The Duke mycology group evolved from an initial core of investigators focused on the pathogenic fungus Cryptococcus neoformans and the model yeast Saccharomyces cerevisiae. This group included John Perfect, Joseph Heitman, Tom Mitchell, and Rytas Vilgalys who began collaborative investigations. From this initial core group, two additional faculty members were recruited (John McCusker in 1996 and Fred Dietrich in 2000), and five infectious disease fellows were mentored to independent positions (Andy Alspaugh, Gary Cox, Bill Steinbach, Barbara Alexander, and Aimee Zaas). The most recent additions to the group include Bill Steinbach with a focus on Aspergillus fumigatus virulence and genetics, Barbara Alexander emphasizing mycological infections in transplant recipients, Aimee Zaas on the host determinants of fungal resistance and susceptibility with an emphasison Aspergillus fumigatus, Mari Shinohara with a special focus on understanding mechanisms to develop anti-fungal immunity, and Dennis Thiele with a focus on understanding how stress-responsive genes are activated and how the encoded proteins function in the prevention of disease states.

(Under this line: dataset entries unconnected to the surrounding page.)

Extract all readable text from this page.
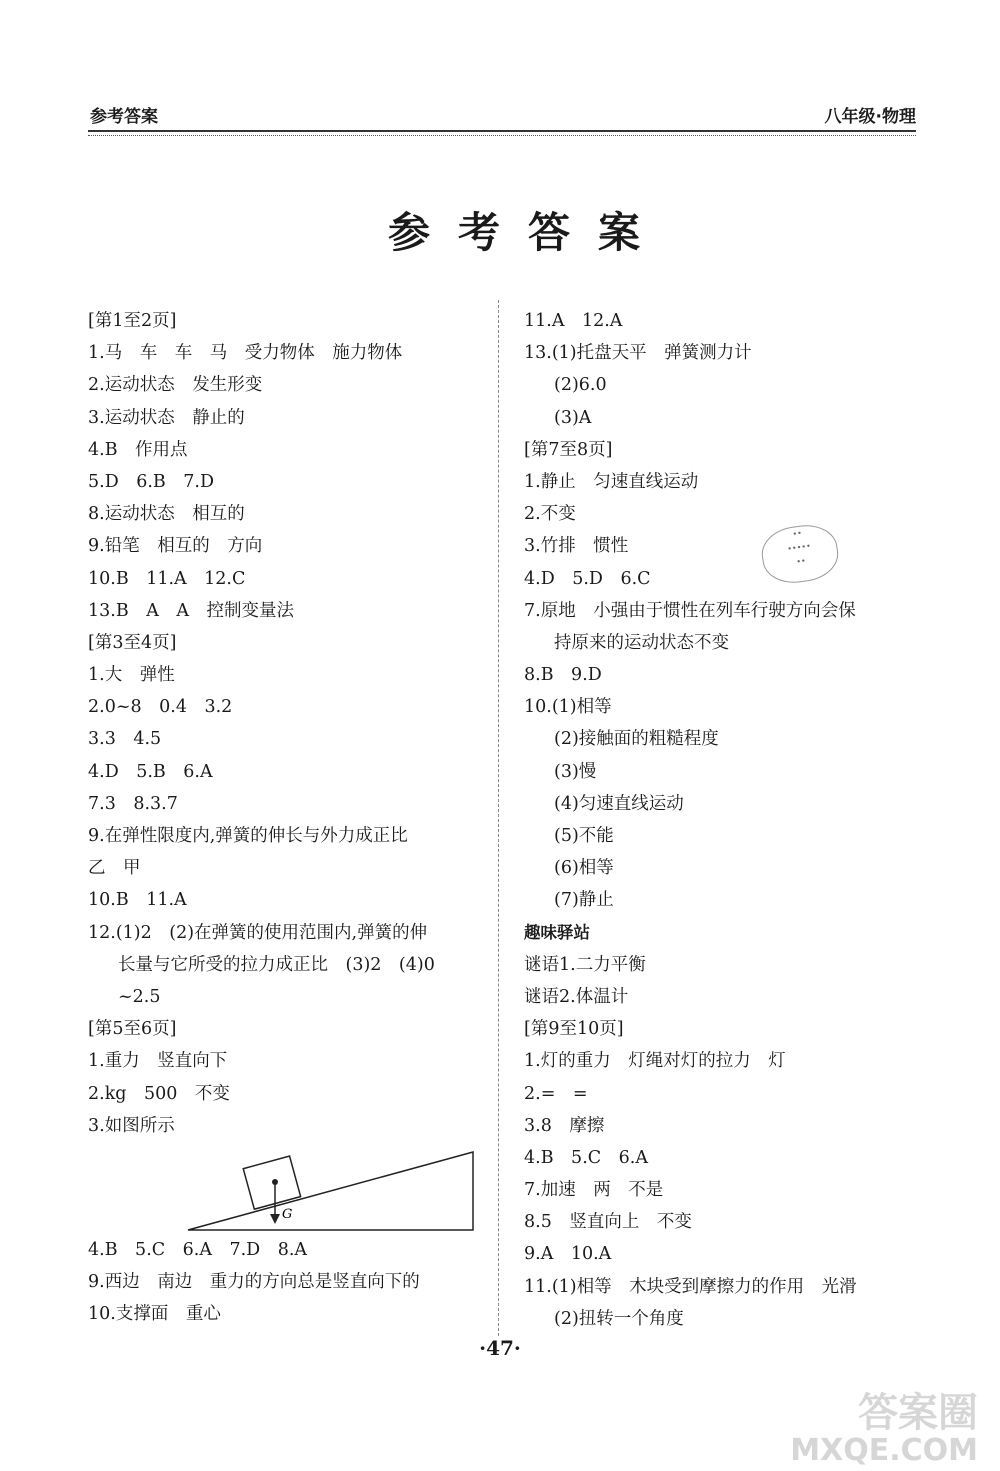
参考答案	八年级·物理
参考答案
[第1至2页]
1.马　车　车　马　受力物体　施力物体
2.运动状态　发生形变
3.运动状态　静止的
4.B　作用点
5.D　6.B　7.D
8.运动状态　相互的
9.铅笔　相互的　方向
10.B　11.A　12.C
13.B　A　A　控制变量法
[第3至4页]
1.大　弹性
2.0~8　0.4　3.2
3.3　4.5
4.D　5.B　6.A
7.3　8.3.7
9.在弹性限度内,弹簧的伸长与外力成正比
乙　甲
10.B　11.A
12.(1)2　(2)在弹簧的使用范围内,弹簧的伸
长量与它所受的拉力成正比　(3)2　(4)0
~2.5
[第5至6页]
1.重力　竖直向下
2.kg　500　不变
3.如图所示
G
4.B　5.C　6.A　7.D　8.A
9.西边　南边　重力的方向总是竖直向下的
10.支撑面　重心
11.A　12.A
13.(1)托盘天平　弹簧测力计
(2)6.0
(3)A
[第7至8页]
1.静止　匀速直线运动
2.不变
3.竹排　惯性
4.D　5.D　6.C
7.原地　小强由于惯性在列车行驶方向会保
持原来的运动状态不变
8.B　9.D
10.(1)相等
(2)接触面的粗糙程度
(3)慢
(4)匀速直线运动
(5)不能
(6)相等
(7)静止
趣味驿站
谜语1.二力平衡
谜语2.体温计
[第9至10页]
1.灯的重力　灯绳对灯的拉力　灯
2.=　=
3.8　摩擦
4.B　5.C　6.A
7.加速　两　不是
8.5　竖直向上　不变
9.A　10.A
11.(1)相等　木块受到摩擦力的作用　光滑
(2)扭转一个角度
••
•••••
••
·47·
答案圈
MXQE.COM
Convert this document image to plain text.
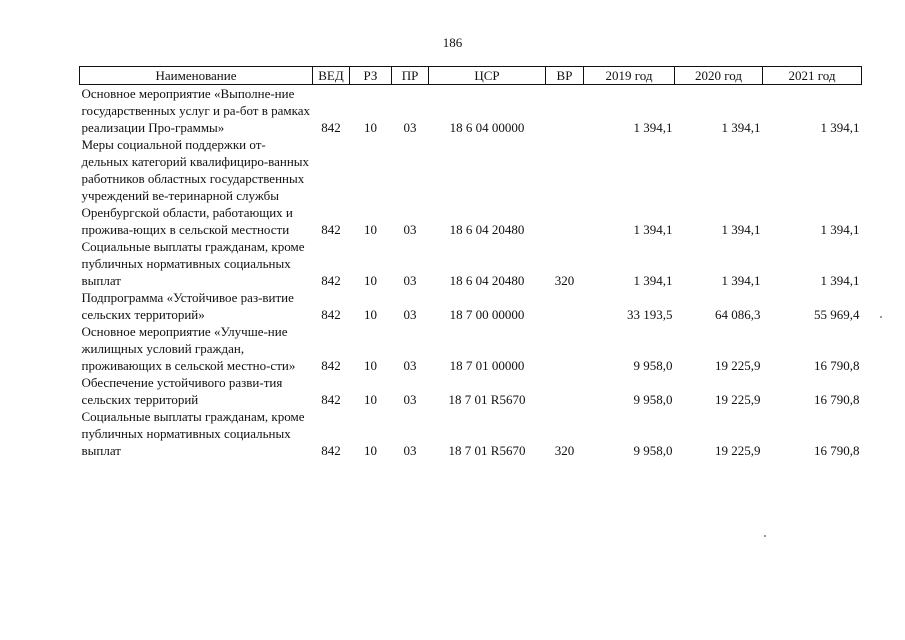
186
Наименование	ВЕД	РЗ	ПР	ЦСР	ВР	2019 год	2020 год	2021 год
Основное мероприятие «Выполне-ние государственных услуг и ра-бот в рамках реализации Про-граммы»	842	10	03	18 6 04 00000		1 394,1	1 394,1	1 394,1
Меры социальной поддержки от-дельных категорий квалифициро-ванных работников областных государственных учреждений ве-теринарной службы Оренбургской области, работающих и прожива-ющих в сельской местности	842	10	03	18 6 04 20480		1 394,1	1 394,1	1 394,1
Социальные выплаты гражданам, кроме публичных нормативных социальных выплат	842	10	03	18 6 04 20480	320	1 394,1	1 394,1	1 394,1
Подпрограмма «Устойчивое раз-витие сельских территорий»	842	10	03	18 7 00 00000		33 193,5	64 086,3	55 969,4
Основное мероприятие «Улучше-ние жилищных условий граждан, проживающих в сельской местно-сти»	842	10	03	18 7 01 00000		9 958,0	19 225,9	16 790,8
Обеспечение устойчивого разви-тия сельских территорий	842	10	03	18 7 01 R5670		9 958,0	19 225,9	16 790,8
Социальные выплаты гражданам, кроме публичных нормативных социальных выплат	842	10	03	18 7 01 R5670	320	9 958,0	19 225,9	16 790,8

The DUMRU group is highly interactive and committed to both scientific excellence and the training of young scientists. The group meets monthly for the DUMRU seminar series, at which students, post-doctoral fellows, faculty, and visiting speakers present their findings. The post-doctoral fellows of the twelve groups meet monthly for a lunch series, and the faculty meet for a biweekly lunch series to discuss common interests and collaborative projects. These forums promote a highly interactive community in which collaborative projects between investigators in different laboratories and different departments are common. The proximity of labs in Duke South Hospital, the adjacent CARL and Jones Buildings, the Biology Building, and the Nanaline Duke Building promotes interactions between all of the groups.